The Post noted, though, that the issuance of CIDs doesn’t mean the FTC won’t end up approving the WBA-Rite Aid deal.

Rite Aid shares were down nearly 7% to $3.84 as of noon trading Tuesday. WBA shares had dipped a half-percent to $84.53.

On May 8, WBA and Rite Aid announced that they have “certified substantial compliance” with the FTC for their proposed merger, meaning that they have provided the information needed to determine if the Walgreens-Rite Aid merger is antitrust-compliant.

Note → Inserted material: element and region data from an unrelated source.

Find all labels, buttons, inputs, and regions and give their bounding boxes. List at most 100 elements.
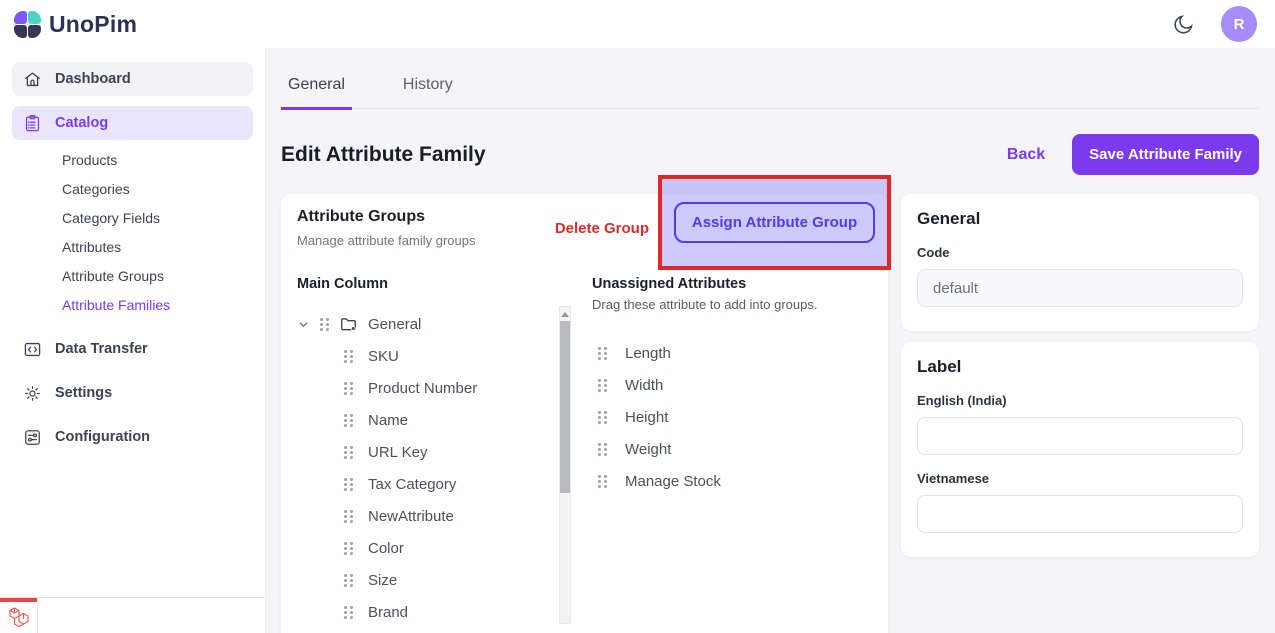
drag-handle-icon[interactable] bbox=[344, 414, 353, 427]
home-icon bbox=[23, 70, 42, 89]
dark-mode-toggle[interactable] bbox=[1172, 13, 1195, 36]
sidebar-item-category-fields[interactable]: Category Fields bbox=[62, 206, 253, 229]
tree-item-label: NewAttribute bbox=[368, 508, 454, 525]
tree-item[interactable]: URL Key bbox=[297, 436, 559, 468]
tree-item-label: Product Number bbox=[368, 380, 477, 397]
scroll-up-arrow-icon[interactable] bbox=[561, 312, 569, 317]
sidebar-item-label: Catalog bbox=[55, 115, 108, 131]
sidebar-item-configuration[interactable]: Configuration bbox=[12, 420, 253, 454]
sidebar-item-label: Configuration bbox=[55, 429, 150, 445]
drag-handle-icon[interactable] bbox=[344, 574, 353, 587]
page-title: Edit Attribute Family bbox=[281, 143, 486, 167]
unassigned-item-label: Manage Stock bbox=[625, 473, 721, 490]
drag-handle-icon[interactable] bbox=[598, 379, 607, 392]
tree-item-label: Tax Category bbox=[368, 476, 456, 493]
save-attribute-family-button[interactable]: Save Attribute Family bbox=[1072, 134, 1259, 175]
chevron-down-icon[interactable] bbox=[297, 318, 310, 331]
card-title: Label bbox=[917, 357, 1243, 377]
unassigned-item[interactable]: Weight bbox=[592, 433, 872, 465]
unopim-logo-icon bbox=[14, 11, 41, 38]
tree-item-label: Brand bbox=[368, 604, 408, 621]
drag-handle-icon[interactable] bbox=[320, 318, 329, 331]
sidebar-item-attribute-groups[interactable]: Attribute Groups bbox=[62, 264, 253, 287]
drag-handle-icon[interactable] bbox=[344, 510, 353, 523]
sidebar-item-catalog[interactable]: Catalog bbox=[12, 106, 253, 140]
tree-item[interactable]: SKU bbox=[297, 340, 559, 372]
drag-handle-icon[interactable] bbox=[344, 446, 353, 459]
debugbar-toggle[interactable] bbox=[0, 598, 38, 633]
vietnamese-label: Vietnamese bbox=[917, 471, 1243, 486]
data-transfer-icon bbox=[23, 340, 42, 359]
unassigned-item-label: Length bbox=[625, 345, 671, 362]
tree-item[interactable]: Color bbox=[297, 532, 559, 564]
sidebar-item-label: Dashboard bbox=[55, 71, 131, 87]
drag-handle-icon[interactable] bbox=[344, 350, 353, 363]
tree-item[interactable]: Product Number bbox=[297, 372, 559, 404]
code-label: Code bbox=[917, 245, 1243, 260]
tab-history[interactable]: History bbox=[396, 76, 460, 110]
tree-scrollbar[interactable] bbox=[559, 306, 571, 624]
sidebar-item-dashboard[interactable]: Dashboard bbox=[12, 62, 253, 96]
sidebar-item-label: Data Transfer bbox=[55, 341, 148, 357]
vietnamese-input[interactable] bbox=[917, 495, 1243, 533]
avatar[interactable]: R bbox=[1221, 6, 1257, 42]
drag-handle-icon[interactable] bbox=[344, 606, 353, 619]
back-button[interactable]: Back bbox=[1007, 146, 1045, 164]
clipboard-icon bbox=[23, 114, 42, 133]
unassigned-item[interactable]: Length bbox=[592, 337, 872, 369]
main-column-heading: Main Column bbox=[297, 276, 559, 292]
brand-logo[interactable]: UnoPim bbox=[14, 11, 137, 38]
sidebar: Dashboard Catalog Products Categories Ca… bbox=[0, 48, 266, 633]
general-card: General Code bbox=[901, 194, 1259, 331]
drag-handle-icon[interactable] bbox=[344, 542, 353, 555]
english-india-label: English (India) bbox=[917, 393, 1243, 408]
sidebar-item-settings[interactable]: Settings bbox=[12, 376, 253, 410]
drag-handle-icon[interactable] bbox=[344, 478, 353, 491]
unassigned-list: Length Width Height bbox=[592, 337, 872, 497]
sidebar-item-attribute-families[interactable]: Attribute Families bbox=[62, 293, 253, 316]
tree-item[interactable]: Brand bbox=[297, 596, 559, 628]
drag-handle-icon[interactable] bbox=[598, 443, 607, 456]
drag-handle-icon[interactable] bbox=[598, 411, 607, 424]
assign-attribute-group-button[interactable]: Assign Attribute Group bbox=[674, 202, 875, 243]
unassigned-item[interactable]: Manage Stock bbox=[592, 465, 872, 497]
unassigned-item-label: Height bbox=[625, 409, 668, 426]
sidebar-item-categories[interactable]: Categories bbox=[62, 177, 253, 200]
drag-handle-icon[interactable] bbox=[344, 382, 353, 395]
tree-item-label: SKU bbox=[368, 348, 399, 365]
attribute-group-tree: General SKU Product Number bbox=[297, 308, 559, 628]
unassigned-heading: Unassigned Attributes bbox=[592, 276, 872, 292]
sidebar-footer bbox=[0, 597, 265, 633]
code-input[interactable] bbox=[917, 269, 1243, 307]
delete-group-button[interactable]: Delete Group bbox=[555, 220, 649, 237]
moon-icon bbox=[1172, 13, 1195, 36]
sidebar-item-data-transfer[interactable]: Data Transfer bbox=[12, 332, 253, 366]
drag-handle-icon[interactable] bbox=[598, 347, 607, 360]
tree-item-label: Size bbox=[368, 572, 397, 589]
sliders-icon bbox=[23, 428, 42, 447]
tree-group-row[interactable]: General bbox=[297, 308, 559, 340]
card-title: General bbox=[917, 209, 1243, 229]
brand-name: UnoPim bbox=[49, 11, 137, 38]
sidebar-item-label: Settings bbox=[55, 385, 112, 401]
tree-item[interactable]: NewAttribute bbox=[297, 500, 559, 532]
unassigned-subtitle: Drag these attribute to add into groups. bbox=[592, 297, 872, 312]
english-india-input[interactable] bbox=[917, 417, 1243, 455]
label-card: Label English (India) Vietnamese bbox=[901, 342, 1259, 557]
unassigned-item[interactable]: Width bbox=[592, 369, 872, 401]
tree-item[interactable]: Size bbox=[297, 564, 559, 596]
sidebar-item-products[interactable]: Products bbox=[62, 148, 253, 171]
unassigned-item[interactable]: Height bbox=[592, 401, 872, 433]
tab-bar: General History bbox=[281, 48, 1259, 109]
top-header: UnoPim R bbox=[0, 0, 1275, 48]
attribute-groups-card: Assign Attribute Group Attribute Groups … bbox=[281, 194, 888, 633]
sidebar-item-attributes[interactable]: Attributes bbox=[62, 235, 253, 258]
drag-handle-icon[interactable] bbox=[598, 475, 607, 488]
scrollbar-thumb[interactable] bbox=[560, 321, 570, 493]
tree-item[interactable]: Tax Category bbox=[297, 468, 559, 500]
tab-general[interactable]: General bbox=[281, 76, 352, 110]
folder-icon bbox=[339, 315, 358, 334]
tree-item[interactable]: Name bbox=[297, 404, 559, 436]
annotation-highlight-box: Assign Attribute Group bbox=[658, 175, 891, 270]
unassigned-item-label: Weight bbox=[625, 441, 671, 458]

The companies said that in January 2016 they entered into an agreement with the FTC to not close the merger deal until at least 60 calendar days after they had certified substantial compliance with the regulator’s second request for information. The FTC had made its second request for information on the WBA-Rite Aid deal in December 2015. That extended the waiting period until 30 days after WBA and Rite had substantially complied with the request, unless that period was terminated sooner by the FTC or extended by the companies.

Last week’s move by WBA and Rite Aid gave the FTC 60 days to complete its review of the transaction. The agency can wrap up its investigation and green-light the deal, enter into a settlement with the companies or block the transaction.

WBA and Rite Aid amended the merger agreement on Jan. 30., requiring approval from Rite Aid shareholders. The revised price for the  deal is $6.50 to $7.00 per share, putting the cash portion of the transaction at about $6.84 billion to $7.37 billion — depending on the number of store divested — plus the assumption of Rite Aid’s debt. The original acquisition offer on Oct. 27, 2015, was for $9 per share and the assumption of over $7 billion in net debt, for a total deal value of $17.2 billion.

Fred’s Inc. has agreed to acquire 865 or more Rite Aid stores in connection with the merger.